Weight loss typically occurs from the inside out, so the first place people tend to lose is in their mid-region. I have had patients who have not lost a lot of weight according to the scale, but do report feeling lighter and leaner when they eat a gut-friendly diet.

That feeling of bloat and heaviness can often be due to inadequate fluid and fiber, so focusing on getting enough of both of those rather than focusing on restricting foods can be physically and psychologically beneficial.

What Not to Eat

Avoid the following for a happier gut:

  • Skipping meals.
  • Chewing gum.
  • Eating fiber without drinking fluid.
  • Restricting carbs.

Being sporadic and erratic with eating is a recipe for gut disaster. If you skip meals, you may be overly hungry and eat to excess, which can also cause GI distress. Chewing gum can cause you take in more air, which can make you feel gassy, and if you chew sugarless, the sugar alcohols in the gums, as well as mints, can lead to bloating or gut discomfort.

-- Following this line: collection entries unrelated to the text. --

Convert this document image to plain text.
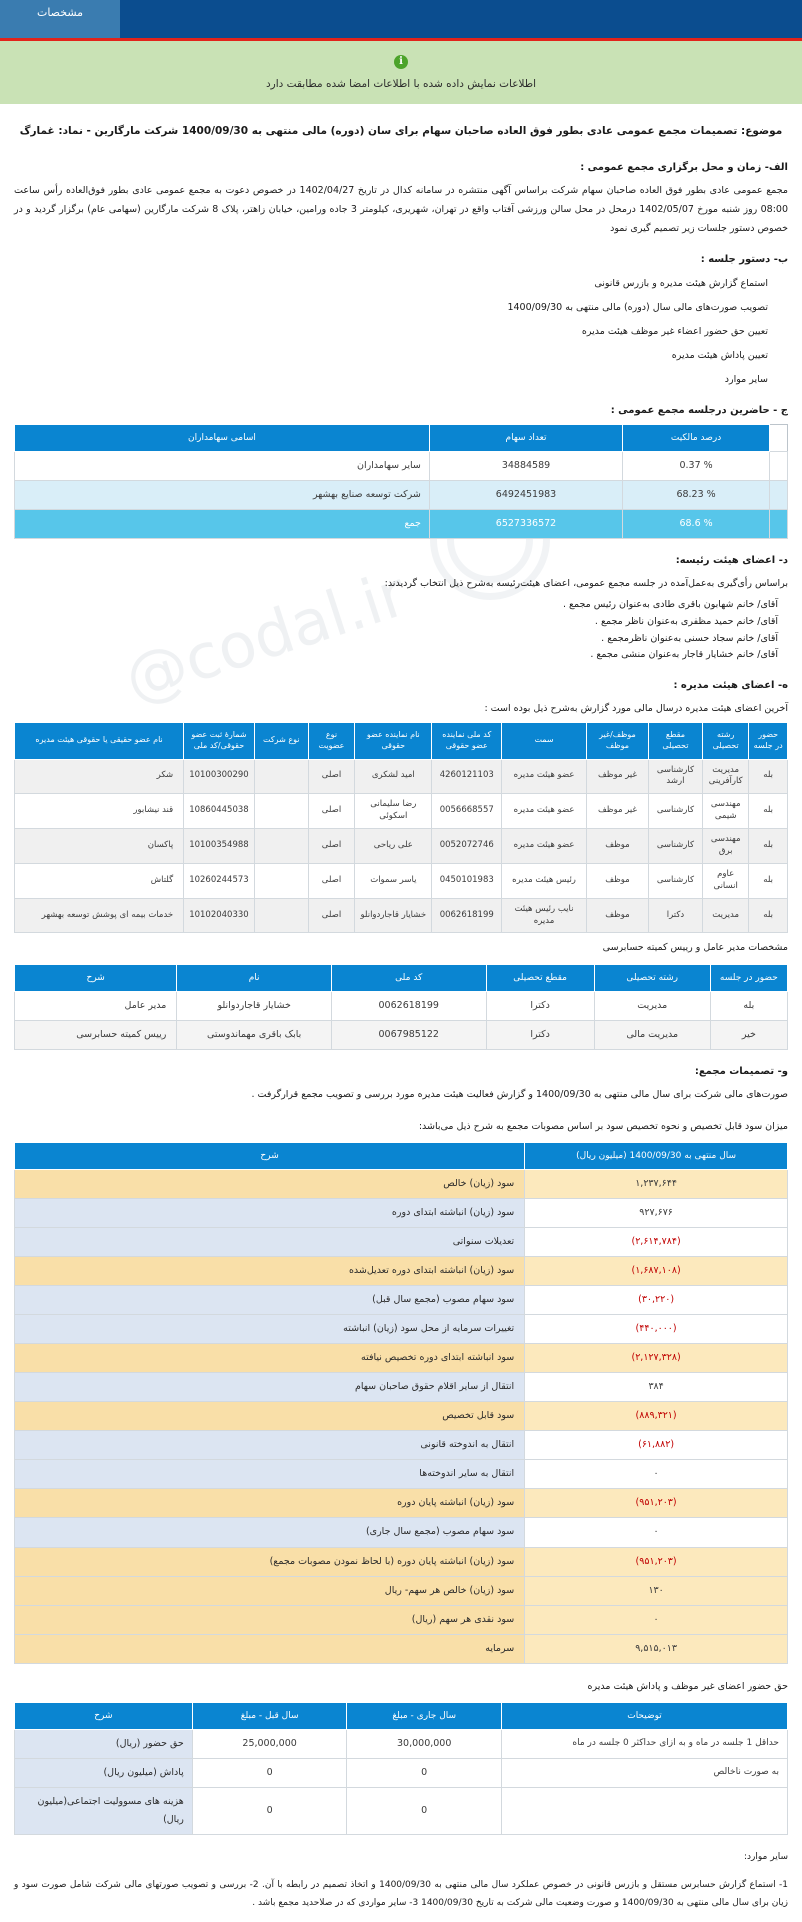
مشخصات
i
اطلاعات نمایش داده شده با اطلاعات امضا شده مطابقت دارد
@codal.ir
موضوع: تصمیمات مجمع عمومی عادی بطور فوق العاده صاحبان سهام برای سان (دوره) مالی منتهی به 1400/09/30 شرکت مارگارین - نماد: غمارگ
الف- زمان و محل برگزاری مجمع عمومی :

مجمع عمومی عادی بطور فوق العاده صاحبان سهام شرکت براساس آگهی منتشره در سامانه کدال در تاریخ 1402/04/27 در خصوص دعوت به مجمع عمومی عادی بطور فوق‌العاده رأس ساعت 08:00 روز شنبه مورخ 1402/05/07 درمحل در محل سالن ورزشی آفتاب واقع در تهران، شهریری، کیلومتر 3 جاده ورامین، خیابان زاهتر، پلاک 8 شرکت مارگارین (سهامی عام) برگزار گردید و در خصوص دستور جلسات زیر تصمیم گیری نمود

ب- دستور جلسه :
استماع گزارش هیئت مدیره و بازرس قانونی
تصویب صورت‌های مالی سال (دوره) مالی منتهی به 1400/09/30
تعیین حق حضور اعضاء غیر موظف هیئت مدیره
تعیین پاداش هیئت مدیره
سایر موارد
ج - حاضرین درجلسه مجمع عمومی :
	درصد مالکیت	تعداد سهام	اسامی سهامداران
	% 0.37	34884589	سایر سهامداران
	% 68.23	6492451983	شرکت توسعه صنایع بهشهر
	% 68.6	6527336572	جمع
د- اعضای هیئت رئیسه:
براساس رأی‌گیری به‌عمل‌آمده در جلسه مجمع عمومی، اعضای هیئت‌رئیسه به‌شرح ذیل انتخاب گردیدند:
آقای/ خانم شهابون باقری طادی به‌عنوان رئیس مجمع .
آقای/ خانم حمید مظفری به‌عنوان ناظر مجمع .
آقای/ خانم سجاد حسنی به‌عنوان ناظرمجمع .
آقای/ خانم خشایار قاجار به‌عنوان منشی مجمع .
ه- اعضای هیئت مدیره :
آخرین اعضای هیئت مدیره درسال مالی مورد گزارش به‌شرح ذیل بوده است :
حضور در جلسه	رشته تحصیلی	مقطع تحصیلی	موظف/غیر موظف	سمت	کد ملی نماینده عضو حقوقی	نام نماینده عضو حقوقی	نوع عضویت	نوع شرکت	شمارهٔ ثبت عضو حقوقی/کد ملی	نام عضو حقیقی یا حقوقی هیئت مدیره
بله	مدیریت کارآفرینی	کارشناسی ارشد	غیر موظف	عضو هیئت مدیره	4260121103	امید لشکری	اصلی		10100300290	شکر
بله	مهندسی شیمی	کارشناسی	غیر موظف	عضو هیئت مدیره	0056668557	رضا سلیمانی اسکوئی	اصلی		10860445038	قند نیشابور
بله	مهندسی برق	کارشناسی	موظف	عضو هیئت مدیره	0052072746	علی ریاحی	اصلی		10100354988	پاکسان
بله	عاوم انسانی	کارشناسی	موظف	رئیس هیئت مدیره	0450101983	یاسر سموات	اصلی		10260244573	گلتاش
بله	مدیریت	دکترا	موظف	نایب رئیس هیئت مدیره	0062618199	خشایار قاجاردوانلو	اصلی		10102040330	خدمات بیمه ای پوشش توسعه بهشهر
مشخصات مدیر عامل و رییس کمیته حسابرسی
حضور در جلسه	رشته تحصیلی	مقطع تحصیلی	کد ملی	نام	شرح
بله	مدیریت	دکترا	0062618199	خشایار قاجاردوانلو	مدیر عامل
خیر	مدیریت مالی	دکترا	0067985122	بابک باقری مهماندوستی	رییس کمیته حسابرسی
و- تصمیمات مجمع:
صورت‌های مالی شرکت برای سال مالی منتهی به 1400/09/30 و گزارش فعالیت هیئت مدیره مورد بررسی و تصویب مجمع قرارگرفت .
میزان سود قابل تخصیص و نحوه تخصیص سود بر اساس مصوبات مجمع به شرح ذیل می‌باشد:
سال منتهی به 1400/09/30 (میلیون ریال)	شرح
۱,۲۳۷,۶۴۴	سود (زیان) خالص
۹۲۷,۶۷۶	سود (زیان) انباشته ابتدای دوره
(۲,۶۱۴,۷۸۴)	تعدیلات سنواتی
(۱,۶۸۷,۱۰۸)	سود (زیان) انباشته ابتدای دوره تعدیل‌شده
(۳۰,۲۲۰)	سود سهام مصوب (مجمع سال قبل)
(۴۴۰,۰۰۰)	تغییرات سرمایه از محل سود (زیان) انباشته
(۲,۱۲۷,۳۲۸)	سود انباشته ابتدای دوره تخصیص نیافته
۳۸۴	انتقال از سایر اقلام حقوق صاحبان سهام
(۸۸۹,۳۲۱)	سود قابل تخصیص
(۶۱,۸۸۲)	انتقال به اندوخته قانونی
۰	انتقال به سایر اندوخته‌ها
(۹۵۱,۲۰۳)	سود (زیان) انباشته پایان دوره
۰	سود سهام مصوب (مجمع سال جاری)
(۹۵۱,۲۰۳)	سود (زیان) انباشته پایان دوره (با لحاظ نمودن مصوبات مجمع)
۱۳۰	سود (زیان) خالص هر سهم- ریال
۰	سود نقدی هر سهم (ریال)
۹,۵۱۵,۰۱۳	سرمایه
حق حضور اعضای غیر موظف و پاداش هیئت مدیره
توضیحات	سال جاری - مبلغ	سال قبل - مبلغ	شرح
حداقل 1 جلسه در ماه و به ازای حداکثر 0 جلسه در ماه	30,000,000	25,000,000	حق حضور (ریال)
به صورت ناخالص	0	0	پاداش (میلیون ریال)
	0	0	هزینه های مسوولیت اجتماعی(میلیون ریال)
سایر موارد:
1- استماع گزارش حسابرس مستقل و بازرس قانونی در خصوص عملکرد سال مالی منتهی به 1400/09/30 و اتخاذ تصمیم در رابطه با آن. 2- بررسی و تصویب صورتهای مالی شرکت شامل صورت سود و زیان برای سال مالی منتهی به 1400/09/30 و صورت وضعیت مالی شرکت به تاریخ 1400/09/30 3- سایر مواردی که در صلاحدید مجمع باشد .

Drastically increasing fiber without increasing fluid can make your gut feel heavy, bloated or even constipated. Going on a carb-restricted diet can also make your gut feel bloated and sluggish because you have eliminated the fiber. In addition, carbs are important for fluid balance.

Core-Friendly Foods

To get your gut in tip-top shape do make an effort to include the following types of foods in your daily diet:

Fermented foods: Also known as probiotics, these foods include yogurt and kefir, as well as refrigerated sauerkraut, pickles and kim chi. The dairy versions provide protein as well as probiotics. The cabbage and pickles are low calorie, while the savory vegetables in kim chi and other fermented veggies add some pizzazz to the plate and palate. Stick the the real food. A probiotic pill supplement is not a replacement and cannot make up for a deficient eating plan.

Fiber: For women, the daily fiber goals are 21 to 28 grams a day. For men, 30 to 38 grams a day. Sure you could take a fiber supplement, but why not eat fiber-containing foods and get the added benefit of the macro, micro and phytonutrients in these items. Fruits, vegetables, beans, nuts, seeds and high-fiber whole-grain items such as oats, whole wheat, corn and bran should be part of your daily diet. And do make sure to include enough fluid as you increase your fiber.

Aim for your gut-friendly plate to be:

  • 50% produce from a combination of fruits and vegetables in a raw, grilled, roasted and sauteed form.
  • 25% protein, which could include legumes, as well as lower-fat protein foods, such as veggie burgers, tofu, lentils, edamame, tempeh and seitan.
  • 25% whole grains, such as whole-wheat pasta, brown rice, oats and bulgur, or carbs such as corn or potatoes.

Be a Gut Detective

If you suspect that you may have a problem with certain foods, don’t self-diagnose. Do make an appointment with your PCP who may recommend that you see a specialist to rule out any underlying digestive disorders. You may benefit from working with a registered dietitian who specializes in digestive disorders to help you customize an eating plant to optimize your health and goals.

If you eliminate foods from your plate for a long period of time you may experience digestive distress when you add them back in, especially if the quantity is large. For instance, if you remove dairy without a medical reason to do so, and then decide to splurge on a milkshake, you may feel uncomfortable. If you have been on a low-carb diet and sit down to a plate of pasta, you may not feel so great after that meal. So rather than eliminate, try to discriminate when it comes to your carb choices and quantities. Sometimes higher fat foods can cause indigestion, so take a look at your quantities of avocado, nuts or bacon. And if spice is not so nice, there are other ways to season foods such as herbs and aromatic spices.

Bottom Line

When it comes to taking care of your core, do be aware of the consistency, quality and quantity of your food choices. Do the ab work and tighten those core muscles when you are at rest by sitting up. But remember, food plays a role too. If your gut doesn’t feel good, nor will you.